It's an early Sunday morning in northern Ohio, a state I've never been before, and I crawl out of the box bed trying not to wake my three girlfriends. Although it's 7 am here, my body is fully aware that it operates on central time zone and tries to remind me that it's truly 6 am. But I needed to get up. I needed to eat breakfast.
After locating the modest continental breakfast, I make a plate of eggs and silver dollar waffles (Who know waffles came in silver dollars??), and a side of warm oatmeal, yogurt, and an almost too ripe banana. I take a few bites to get familiar with my plate and then crack open "Eat, Pray, Love," using my banana as a paperweight to keep the pages down as I scarf my meal.
A lady, whom has been there since I got off the elevator, greeting me with coffee in hand, turned to me and said "What a scholar." I looked up from my book to a bright smile and kind eyes. Thank you, as I offered a smile just as warm. She then walked away to a corner to accompany her husband, leaving me alone with my book at the breakfast bar.
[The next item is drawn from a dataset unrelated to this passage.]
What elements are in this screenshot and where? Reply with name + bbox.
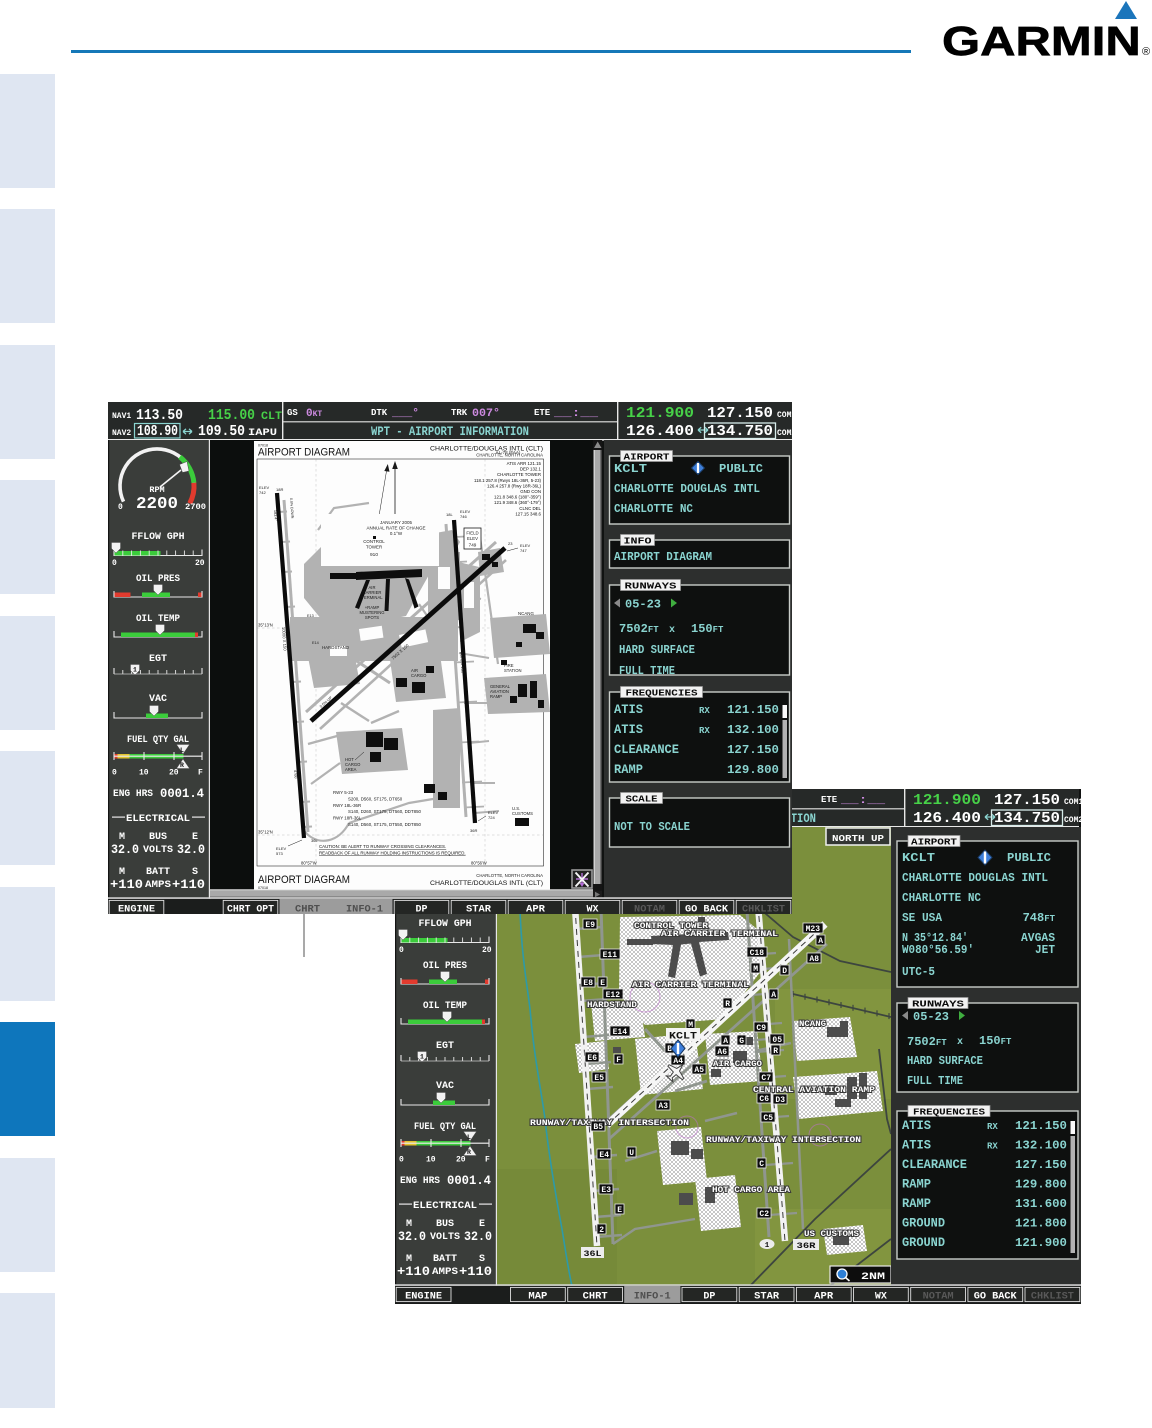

I seem to always do this; more times than not. Granted I don't go to hotels often because I don't travel often, I find a sense of peace and solitude to eat breakfast among strangers who don't know my story and I don't know their names. To get lost in a novel over sub-par breakfasts' while being completely aware of the mysterious presence of others.
I want to always be a guest. I want to always eat breakfast in cities not known, among people who become less than strangers after the first exchange of words.
I want to always be a guest to a city willing to host me. To invite me in with their coffeehouses and friendly travelers in hotel lobbies. To introduce me to their culture and art museums and bad habits.
I want to be anonymous but completely at home wherever I go. I long to be a guest in cities I may or may not see again.